Ähnlich wie von Lou (2014) berichtet, ist bei Jugendlichen in Deutschland zwischen elf und 15 Jahren laut Bucksch und Kollegen (2014) besonders die Computernutzung für Hausaufgaben, Emails, Internet, Chatten etc. angestiegen, wobei jegliche Computerspiele ausgenommen wurden. Von 2002 bis 2010 verlängerte sich die Dauer bei Mädchen signifikant um etwa eine Stunde (Bucksch et al., 2014). Erklärt wird der Zuwachs von den Autoren mit (vermehrter) schulbedingter Nutzung wie Hausaufgaben, aber auch durch mehr Chatten und Mailen (Bucksch et al., 2014). Insgesamt verbrachten deutsche Jugendliche im Jahr 2010 etwas mehr als zwei Stunden am Wochenende und etwa 1,5 Stunden an Werktagen mit einem Computer, wobei sich die Dauer zwischen den Geschlechtern kaum unterscheidet (Bucksch et al., 2014). In der heutigen Zeit werden Computer von Jugendlichen, besonders von den Jungen meistens für Spiele genutzt. Dennoch kommt das Smartphone bei 41 Prozent der Befragten für Spiele am häufigsten zum Einsatz und ist heutzutage das am weitesten verbreitete Mediengerät unter den Jugendlichen (Feierabend et al., 2020). 93 Prozent der Jugendlichen besitzen ein eigenes Smartphone und zwei Drittel der Jugendlichen haben einen eigenen Laptop oder Computer. Die durchschnittliche Prävalenz der Spieldauer allein beläuft sich pro Tag auf 81 Minuten unabhängig vom Gerät und Geschlecht (Feierabend et al., 2020). Bereits knapp ein Drittel (27 Prozent) der Kinder im Alter von sechs bis 13 Jahren nutzen täglich das Internet und 42 Prozent dieser Altersgruppe nutzen Smartphones jeden Tag. In diesen jungen Jahren besitzen bereits 39 Prozent der Kinder ein eigenes Smartphone (Feierabend et al., 2019). Die Internetnutzung der sechs bis 13-Jähringen via Handy, Smartphone und Tablet hat sich im Vergleich zur Befragung 2016 zwischen acht und 13 Prozentpunkten erhöht, wohingegen der Computer für die Internetnutzung an Relevanz leicht verloren hat (Feierabend et al., 2019).

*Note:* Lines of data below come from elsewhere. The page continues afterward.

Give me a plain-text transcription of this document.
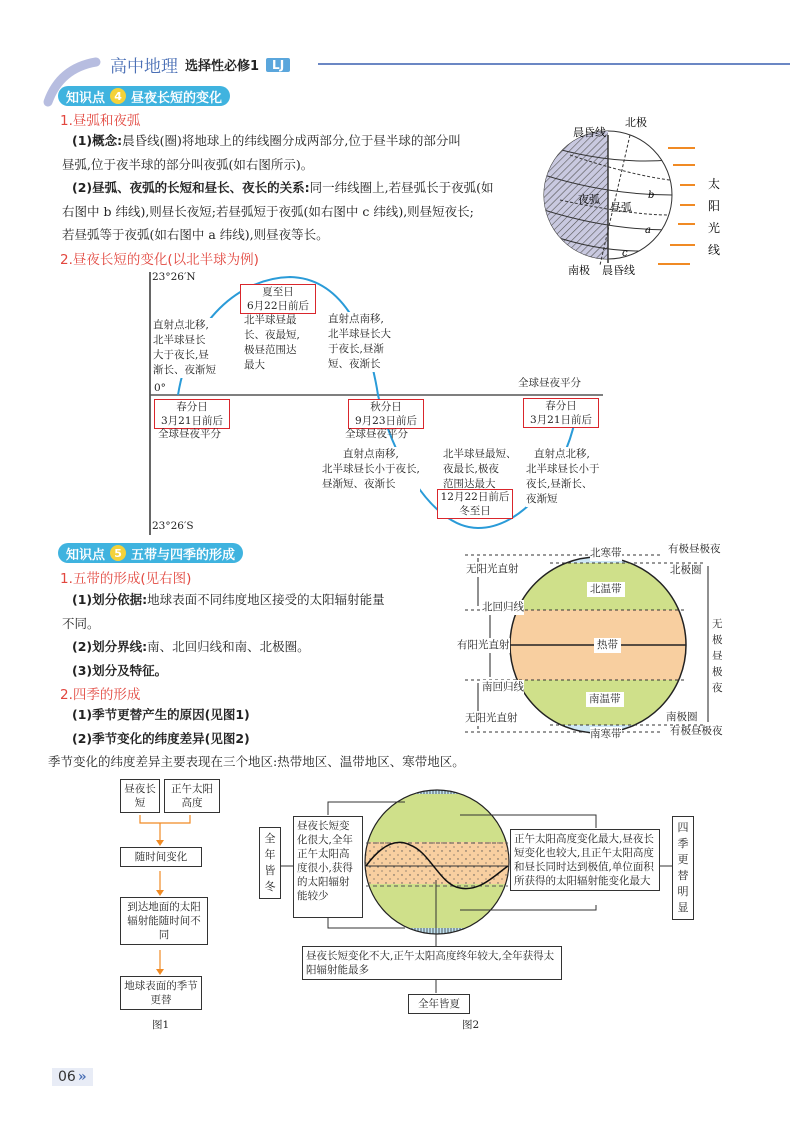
高中地理 选择性必修1	LJ
知识点 4 昼夜长短的变化
1.昼弧和夜弧
(1)概念:晨昏线(圈)将地球上的纬线圈分成两部分,位于昼半球的部分叫
昼弧,位于夜半球的部分叫夜弧(如右图所示)。
(2)昼弧、夜弧的长短和昼长、夜长的关系:同一纬线圈上,若昼弧长于夜弧(如
右图中 b 纬线),则昼长夜短;若昼弧短于夜弧(如右图中 c 纬线),则昼短夜长;
若昼弧等于夜弧(如右图中 a 纬线),则昼夜等长。
晨昏线
北极
夜弧
昼弧
b
a
c
南极 晨昏线
太
阳
光
线
2.昼夜长短的变化(以北半球为例)
23°26′N
0°
23°26′S
春分日
3月21日前后
全球昼夜平分
夏至日
6月22日前后
秋分日
9月23日前后
全球昼夜平分
12月22日前后
冬至日
春分日
3月21日前后
全球昼夜平分
直射点北移,
北半球昼长
大于夜长,昼
渐长、夜渐短
北半球昼最
长、夜最短,
极昼范围达
最大
直射点南移,
北半球昼长大
于夜长,昼渐
短、夜渐长
直射点南移,
北半球昼长小于夜长,
昼渐短、夜渐长
北半球昼最短、
夜最长,极夜
范围达最大
直射点北移,
北半球昼长小于
夜长,昼渐长、
夜渐短
知识点 5 五带与四季的形成
1.五带的形成(见右图)
(1)划分依据:地球表面不同纬度地区接受的太阳辐射能量
不同。
(2)划分界线:南、北回归线和南、北极圈。
(3)划分及特征。
2.四季的形成
(1)季节更替产生的原因(见图1)
(2)季节变化的纬度差异(见图2)
季节变化的纬度差异主要表现在三个地区:热带地区、温带地区、寒带地区。
北寒带
北温带
热带
南温带
南寒带
北回归线
南回归线
北极圈
南极圈
无阳光直射
有阳光直射
无阳光直射
有极昼极夜
有极昼极夜
无
极
昼
极
夜
昼夜长短
正午太阳高度
随时间变化
到达地面的太阳辐射能随时间不同
地球表面的季节更替
图1
昼夜长短变化很大,全年正午太阳高度很小,获得的太阳辐射能较少
全
年
皆
冬
正午太阳高度变化最大,昼夜长短变化也较大,且正午太阳高度和昼长同时达到极值,单位面积所获得的太阳辐射能变化最大
四
季
更
替
明
显
昼夜长短变化不大,正午太阳高度终年较大,全年获得太阳辐射能最多
全年皆夏
图2
06 »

All diese Publikationen aus den letzten zwei Jahrzehnten zeigen weltweit nicht nur eine Zunahme des Medienkonsums und der Bildschirmzeit, sondern auch eine steigende Tendenz der (übermäßig) langen Sitzdauer von Kindern und Jugendlichen. Anzunehmen ist, dass Kinder und Jugendliche seit Beginn der Covid-19 Pandemie durch Homeschooling und Kontaktbeschränkungen noch mehr Zeit mit diversen Medien und somit auch mehr Zeit sedentär verbringen.